The recent Twitter conversation among games journalists and the exploitation of unpaid writers is painfully relevant for a volunteer like me. It caused those like us to take a hard look at our own writing and weigh the benefits of "free exposure” on sites like Bitmob.
Joining in on the conversation, games journalist Andrew Groen's own Twitter feed lit up with some hard truths about our plight, sprinkled in with some solid tips and encouragement for the burgeoning writer. But I was surprised to find that many of his tips are naturally ingrained in Bitmob community members.
1. Luck has nothing to do with it
First, Groen acknowledged that success couldn’t always be attributed to luck. Saying so actually diminishes his accomplishments by saying he was just in the right place at the right time. Rather, hard work is the determining factor.
"I think a lot of really good writers do themselves a disservice when they say they broke in through luck," Groen said. "To tell you the truth, I’ve kinda got a chip on my shoulder about it, and I loathe when people suggest luck 'must' play a role."
Writer Kyle Orland added, "It's like rolling a pair of dice. Do it enough times, and you're bound to get a 12," though Groen wasn’t convinced.
"Provided your ideas and pitches are good enough," Groen replied. "My origin story has no big luck beyond the everyday stuff like editors actually having time to read a pitch when I send it."
Taking luck out of the equation is good news for untested writers because effort — something we can all offer — is far more important, Groen said. "Hustle and legwork will get you further in games journalism than skill."

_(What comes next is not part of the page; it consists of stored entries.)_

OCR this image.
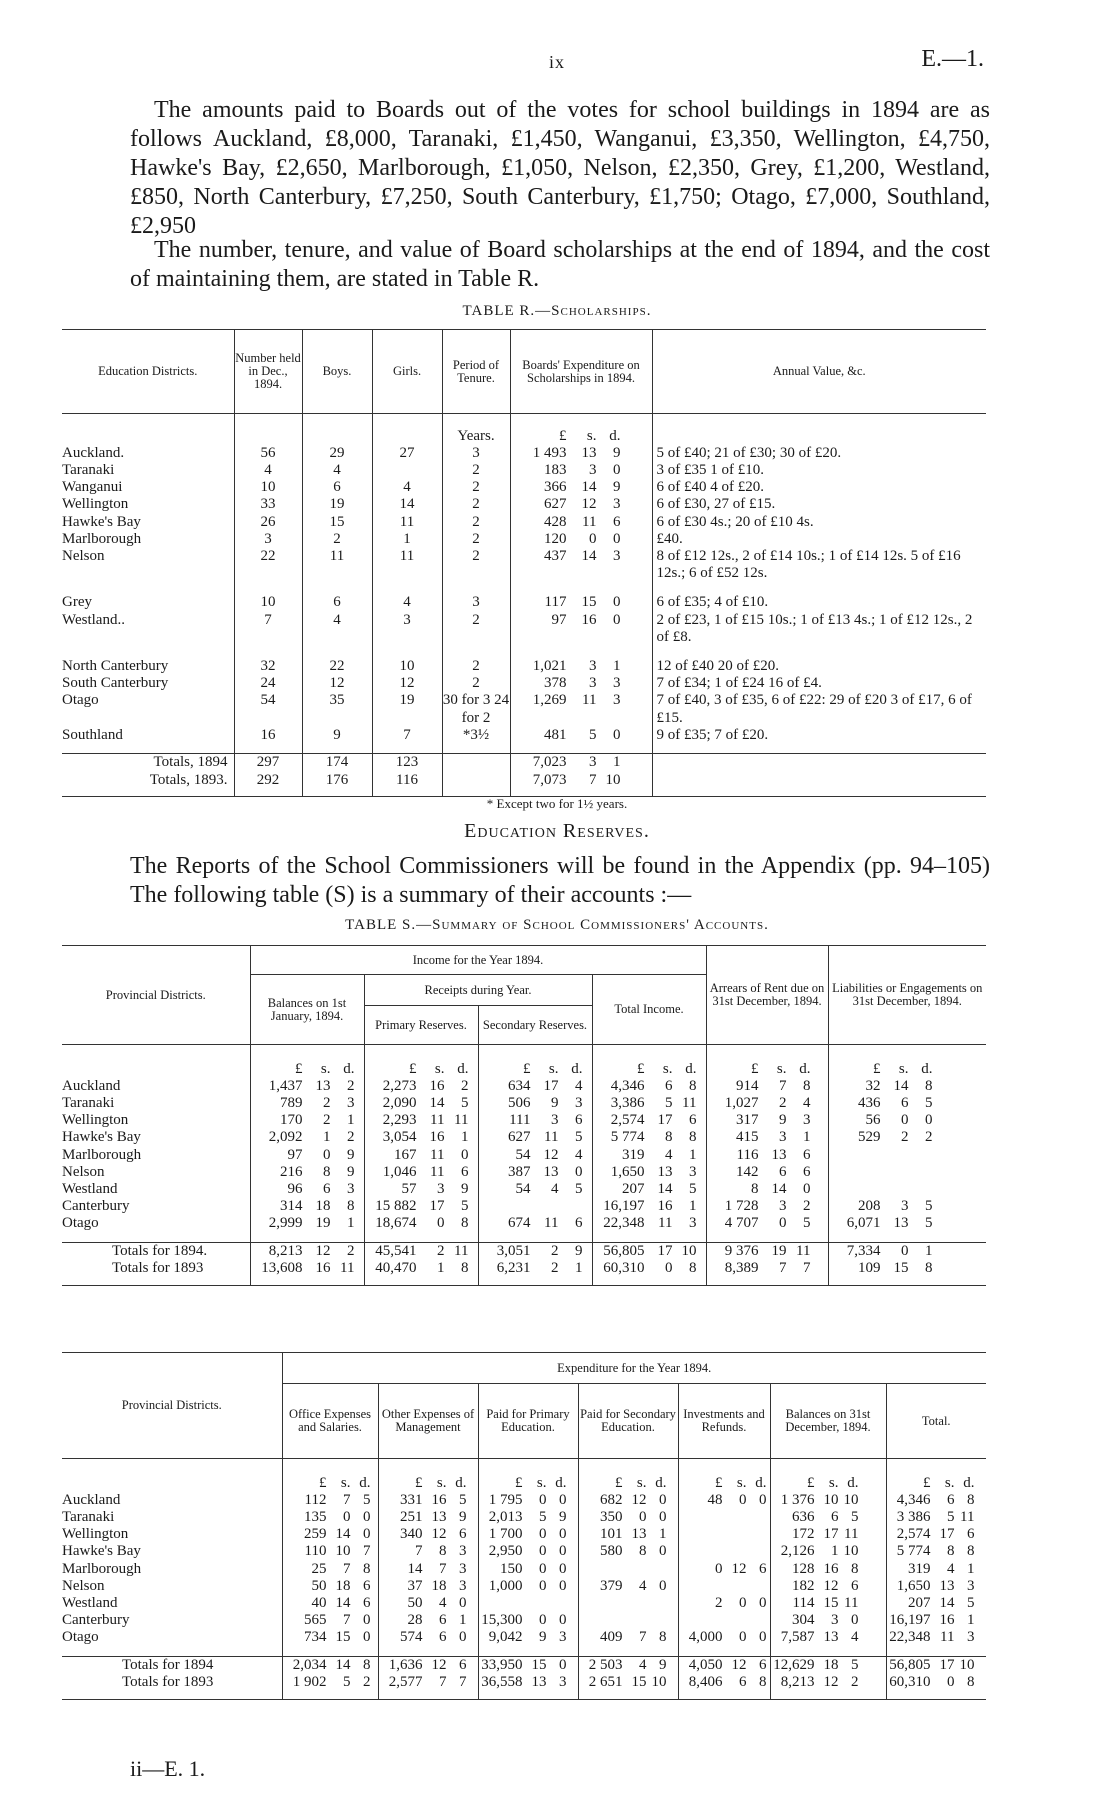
ix	E.—1.
The amounts paid to Boards out of the votes for school buildings in 1894 are as follows Auckland, £8,000, Taranaki, £1,450, Wanganui, £3,350, Wellington, £4,750, Hawke's Bay, £2,650, Marlborough, £1,050, Nelson, £2,350, Grey, £1,200, Westland, £850, North Canterbury, £7,250, South Canterbury, £1,750; Otago, £7,000, Southland, £2,950
The number, tenure, and value of Board scholarships at the end of 1894, and the cost of maintaining them, are stated in Table R.
TABLE R.—Scholarships.
Education Districts.	Number held in Dec., 1894.	Boys.	Girls.	Period of Tenure.	Boards' Expenditure on Scholarships in 1894.	Annual Value, &c.

				Years.	£ s. d.	
Auckland.	56	29	27	3	1 493 13 9	5 of £40; 21 of £30; 30 of £20.
Taranaki	4	4		2	183 3 0	3 of £35 1 of £10.
Wanganui	10	6	4	2	366 14 9	6 of £40 4 of £20.
Wellington	33	19	14	2	627 12 3	6 of £30, 27 of £15.
Hawke's Bay	26	15	11	2	428 11 6	6 of £30 4s.; 20 of £10 4s.
Marlborough	3	2	1	2	120 0 0	£40.
Nelson	22	11	11	2	437 14 3	8 of £12 12s., 2 of £14 10s.; 1 of £14 12s. 5 of £16 12s.; 6 of £52 12s.

Grey	10	6	4	3	117 15 0	6 of £35; 4 of £10.
Westland..	7	4	3	2	97 16 0	2 of £23, 1 of £15 10s.; 1 of £13 4s.; 1 of £12 12s., 2 of £8.

North Canterbury	32	22	10	2	1,021 3 1	12 of £40 20 of £20.
South Canterbury	24	12	12	2	378 3 3	7 of £34; 1 of £24 16 of £4.
Otago	54	35	19	30 for 3 24 for 2	1,269 11 3	7 of £40, 3 of £35, 6 of £22: 29 of £20 3 of £17, 6 of £15.
Southland	16	9	7	*3½	481 5 0	9 of £35; 7 of £20.

Totals, 1894	297	174	123		7,023 3 1	
Totals, 1893.	292	176	116		7,073 7 10	

* Except two for 1½ years.
Education Reserves.
The Reports of the School Commissioners will be found in the Appendix (pp. 94–105) The following table (S) is a summary of their accounts :—
TABLE S.—Summary of School Commissioners' Accounts.
Provincial Districts.	Income for the Year 1894.				Arrears of Rent due on 31st December, 1894.	Liabilities or Engagements on 31st December, 1894.
	Balances on 1st January, 1894.	Receipts during Year.		Total Income.		
		Primary Reserves.	Secondary Reserves.			

	£ s. d.	£ s. d.	£ s. d.	£ s. d.	£ s. d.	£ s. d.
Auckland	1,437 13 2	2,273 16 2	634 17 4	4,346 6 8	914 7 8	32 14 8
Taranaki	789 2 3	2,090 14 5	506 9 3	3,386 5 11	1,027 2 4	436 6 5
Wellington	170 2 1	2,293 11 11	111 3 6	2,574 17 6	317 9 3	56 0 0
Hawke's Bay	2,092 1 2	3,054 16 1	627 11 5	5 774 8 8	415 3 1	529 2 2
Marlborough	97 0 9	167 11 0	54 12 4	319 4 1	116 13 6	
Nelson	216 8 9	1,046 11 6	387 13 0	1,650 13 3	142 6 6	
Westland	96 6 3	57 3 9	54 4 5	207 14 5	8 14 0	
Canterbury	314 18 8	15 882 17 5		16,197 16 1	1 728 3 2	208 3 5
Otago	2,999 19 1	18,674 0 8	674 11 6	22,348 11 3	4 707 0 5	6,071 13 5

Totals for 1894.	8,213 12 2	45,541 2 11	3,051 2 9	56,805 17 10	9 376 19 11	7,334 0 1
Totals for 1893	13,608 16 11	40,470 1 8	6,231 2 1	60,310 0 8	8,389 7 7	109 15 8

Provincial Districts.	Expenditure for the Year 1894.						
	Office Expenses and Salaries.	Other Expenses of Management	Paid for Primary Education.	Paid for Secondary Education.	Investments and Refunds.	Balances on 31st December, 1894.	Total.

	£ s. d.	£ s. d.	£ s. d.	£ s. d.	£ s. d.	£ s. d.	£ s. d.
Auckland	112 7 5	331 16 5	1 795 0 0	682 12 0	48 0 0	1 376 10 10	4,346 6 8
Taranaki	135 0 0	251 13 9	2,013 5 9	350 0 0		636 6 5	3 386 5 11
Wellington	259 14 0	340 12 6	1 700 0 0	101 13 1		172 17 11	2,574 17 6
Hawke's Bay	110 10 7	7 8 3	2,950 0 0	580 8 0		2,126 1 10	5 774 8 8
Marlborough	25 7 8	14 7 3	150 0 0		0 12 6	128 16 8	319 4 1
Nelson	50 18 6	37 18 3	1,000 0 0	379 4 0		182 12 6	1,650 13 3
Westland	40 14 6	50 4 0			2 0 0	114 15 11	207 14 5
Canterbury	565 7 0	28 6 1	15,300 0 0			304 3 0	16,197 16 1
Otago	734 15 0	574 6 0	9,042 9 3	409 7 8	4,000 0 0	7,587 13 4	22,348 11 3

Totals for 1894	2,034 14 8	1,636 12 6	33,950 15 0	2 503 4 9	4,050 12 6	12,629 18 5	56,805 17 10
Totals for 1893	1 902 5 2	2,577 7 7	36,558 13 3	2 651 15 10	8,406 6 8	8,213 12 2	60,310 0 8

ii—E. 1.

Bitmob's promotion process helps foster consistent, quality writing. When one of my stories catches an editor's eye, I often find myself resting on my laurels, assuming everything I write is gold. But then two stories go by without promotion. Then another. Suddenly I'm stepping up my game, reminded that it isn't about getting lucky…good prose will take you places.

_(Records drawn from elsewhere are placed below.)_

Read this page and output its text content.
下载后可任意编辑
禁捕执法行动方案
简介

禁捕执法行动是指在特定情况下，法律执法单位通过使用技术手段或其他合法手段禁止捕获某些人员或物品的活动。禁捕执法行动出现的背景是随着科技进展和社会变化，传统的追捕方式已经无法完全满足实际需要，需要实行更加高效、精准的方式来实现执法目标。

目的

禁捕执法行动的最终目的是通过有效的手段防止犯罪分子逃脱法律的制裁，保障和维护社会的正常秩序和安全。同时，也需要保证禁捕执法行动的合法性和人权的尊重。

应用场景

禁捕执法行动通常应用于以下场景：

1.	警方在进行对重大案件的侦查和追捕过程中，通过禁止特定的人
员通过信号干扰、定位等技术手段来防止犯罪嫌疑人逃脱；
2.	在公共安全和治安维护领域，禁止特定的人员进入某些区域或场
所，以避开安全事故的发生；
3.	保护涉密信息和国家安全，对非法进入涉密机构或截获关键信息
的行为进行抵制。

2. Be ready to work, work, work
Secondly, Groen emphasized the kind of hard work that pays off for the writer.
"It's usually in the pitch," he said. "Maybe you should re-evaluate how/who/how often you've been pitching."
And unique, original work is key. "Write something that doesn't fit an established mold,” he said. “If you're trying to do the same work every other volunteer is, then you'll be drowned out for sure. So try something else."

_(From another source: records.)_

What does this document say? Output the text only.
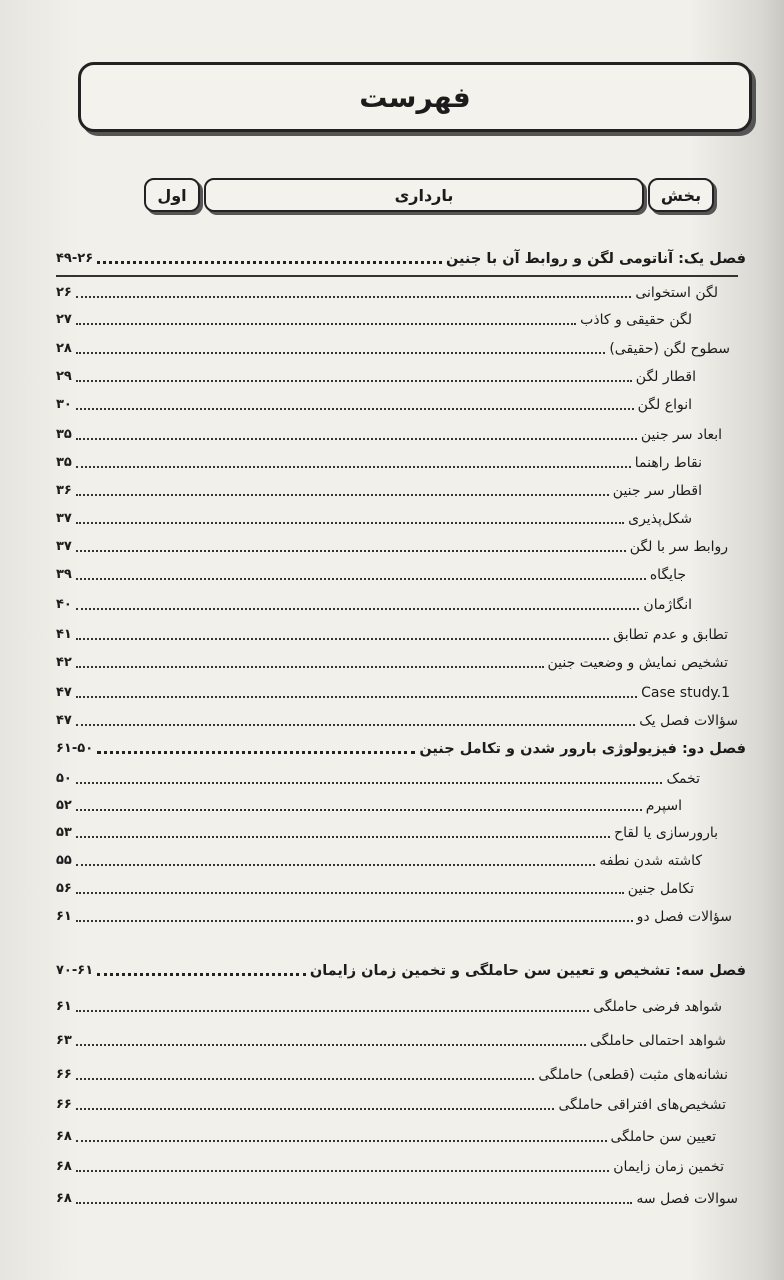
فهرست
بخش
بارداری
اول
فصل یک: آناتومی لگن و روابط آن با جنین
۴۹-۲۶
لگن استخوانی
۲۶
لگن حقیقی و کاذب
۲۷
سطوح لگن (حقیقی)
۲۸
اقطار لگن
۲۹
انواع لگن
۳۰
ابعاد سر جنین
۳۵
نقاط راهنما
۳۵
اقطار سر جنین
۳۶
شکل‌پذیری
۳۷
روابط سر با لگن
۳۷
جایگاه
۳۹
انگاژمان
۴۰
تطابق و عدم تطابق
۴۱
تشخیص نمایش و وضعیت جنین
۴۲
Case study.1
۴۷
سؤالات فصل یک
۴۷
فصل دو: فیزیولوژی بارور شدن و تکامل جنین
۶۱-۵۰
تخمک
۵۰
اسپرم
۵۲
بارورسازی یا لقاح
۵۳
کاشته شدن نطفه
۵۵
تکامل جنین
۵۶
سؤالات فصل دو
۶۱
فصل سه: تشخیص و تعیین سن حاملگی و تخمین زمان زایمان
۷۰-۶۱
شواهد فرضی حاملگی
۶۱
شواهد احتمالی حاملگی
۶۳
نشانه‌های مثبت (قطعی) حاملگی
۶۶
تشخیص‌های افتراقی حاملگی
۶۶
تعیین سن حاملگی
۶۸
تخمین زمان زایمان
۶۸
سوالات فصل سه
۶۸
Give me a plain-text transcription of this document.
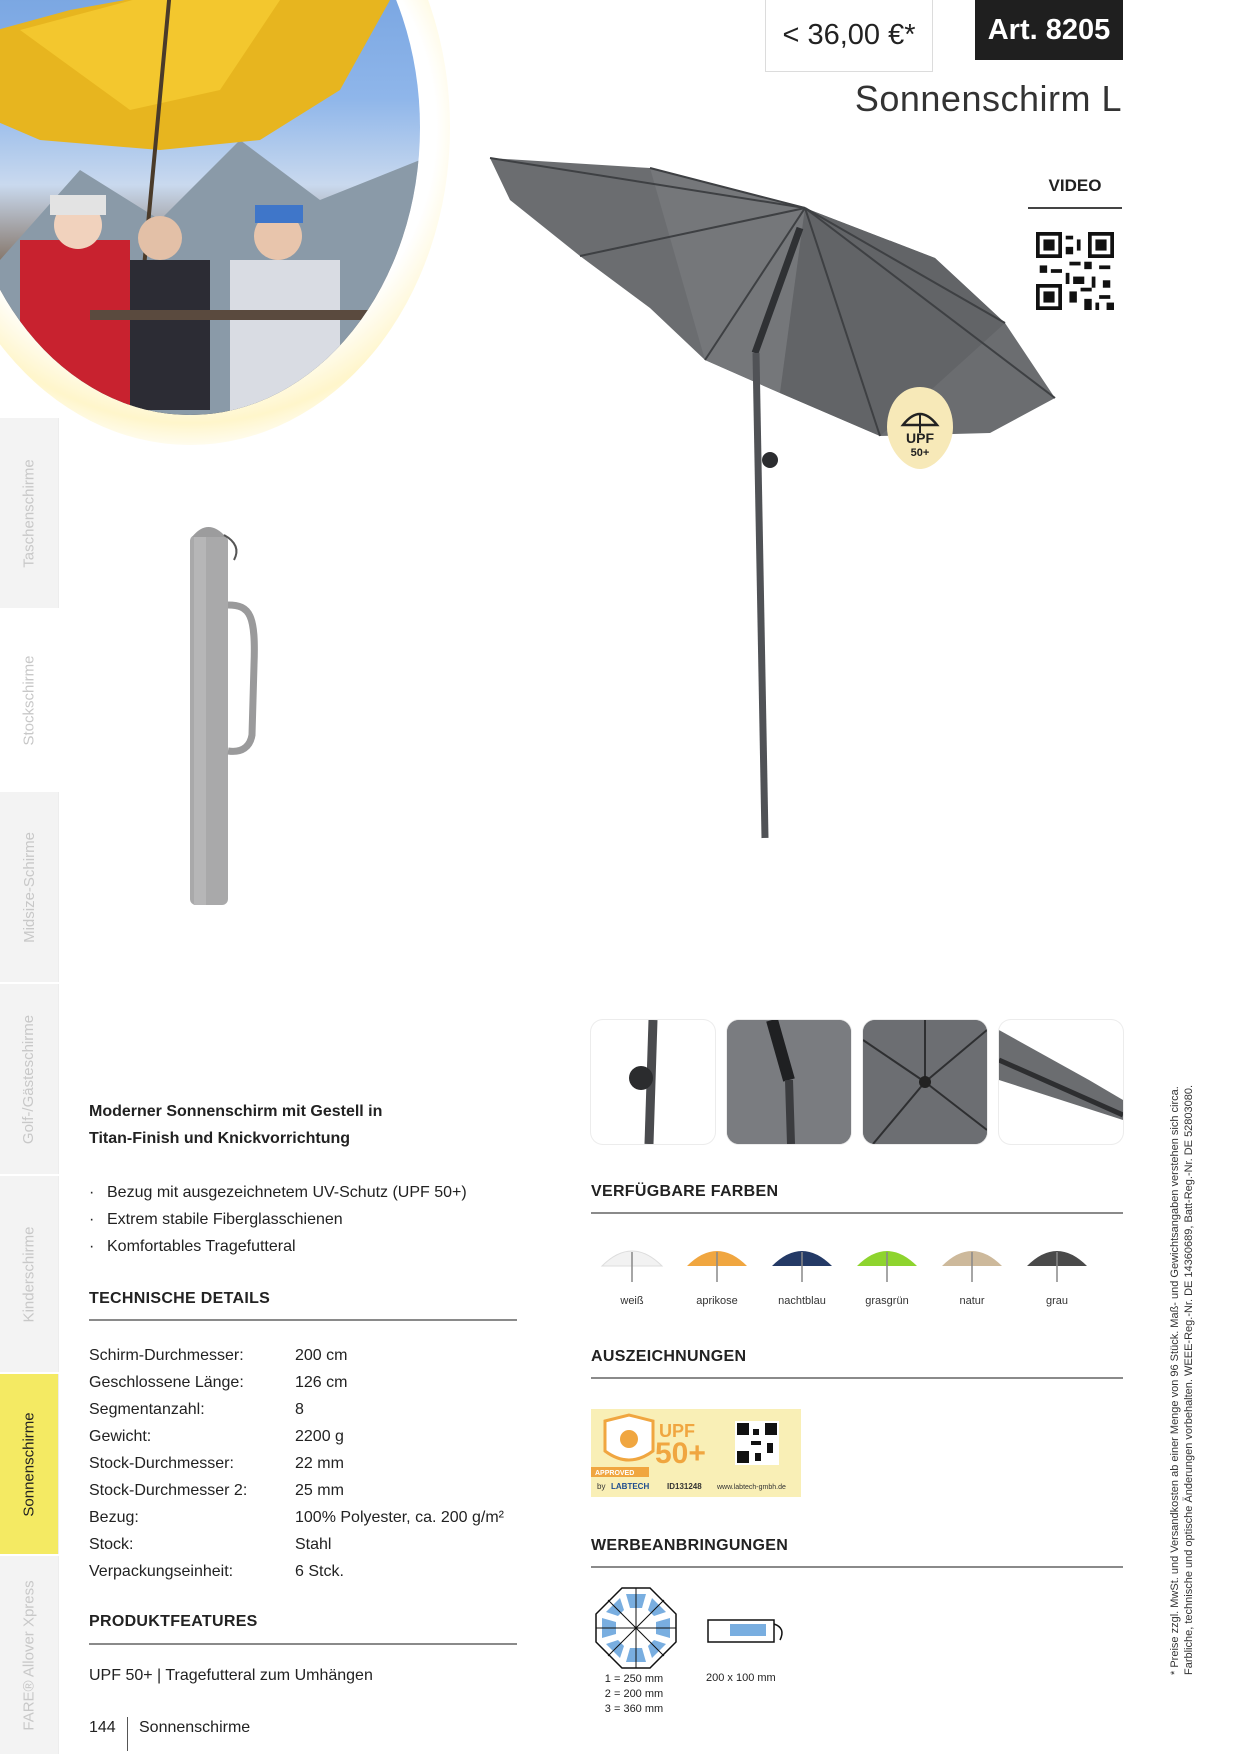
Taschenschirme
Stockschirme
Midsize-Schirme
Golf-/Gästeschirme
Kinderschirme
Sonnenschirme
FARE® Allover Xpress
< 36,00 €*	Art. 8205
Sonnenschirm L
VIDEO
UPF
50+
Moderner Sonnenschirm mit Gestell in
Titan-Finish und Knickvorrichtung
· Bezug mit ausgezeichnetem UV-Schutz (UPF 50+)
· Extrem stabile Fiberglasschienen
· Komfortables Tragefutteral
TECHNISCHE DETAILS
Schirm-Durchmesser:	200 cm
Geschlossene Länge:	126 cm
Segmentanzahl:	8
Gewicht:	2200 g
Stock-Durchmesser:	22 mm
Stock-Durchmesser 2:	25 mm
Bezug:	100% Polyester, ca. 200 g/m²
Stock:	Stahl
Verpackungseinheit:	6 Stck.
PRODUKTFEATURES
UPF 50+ | Tragefutteral zum Umhängen
144 Sonnenschirme
VERFÜGBARE FARBEN
weiß	aprikose	nachtblau	grasgrün	natur	grau
AUSZEICHNUNGEN
UPF
50+
APPROVED
by LABTECH ID131248 www.labtech-gmbh.de
WERBEANBRINGUNGEN
1 = 250 mm
2 = 200 mm
3 = 360 mm
200 x 100 mm
* Preise zzgl. MwSt. und Versandkosten ab einer Menge von 96 Stück. Maß- und Gewichtsangaben verstehen sich circa. Farbliche, technische und optische Änderungen vorbehalten. WEEE-Reg.-Nr. DE 14360689, Batt-Reg.-Nr. DE 52803080.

But most importantly, he said that by writing unique investigative work, you can find a dozen publications willing to pay hundreds of dollars. And therein lies the danger of giving your work away for free, he said.
And Bitmob's willingness to publish unknown writers is a great way to hone our talents. Instead of copying proven styles or view points, Bitmob sheds light on and encourages original ideas.
However, Groen does warn against the myth of exposure saying: No one in games journalism will ever "notice" you (“At least not until you've been pro for years").
So, what's a games writer to do?
3. Believe in yourself
"I know that sounds weird, but a lot of people get trapped in the 'I'm not good enough stage' when they are," Groen said. "Just be honest with yourself about your work. Be willing to recognize when it's good, and start pitching."
It's been a rude wake-up call at times, but for me it's a turning point. Games journalism is a meaningful and valuable profession…something no one, not even writers, should devalue. Thankfully, Bitmob is a place to learn all three of Groen’s points. Bitmob has inspired me to keep working at my craft, whether it’s the writing challenges or the strong support of a fantastic community. I believe that without this site, many of us would never find a reason to believe in ourselves. But whatever our future holds, whether it's a paying job or an outlet for our creativity, we know that Bitmob believed in us first.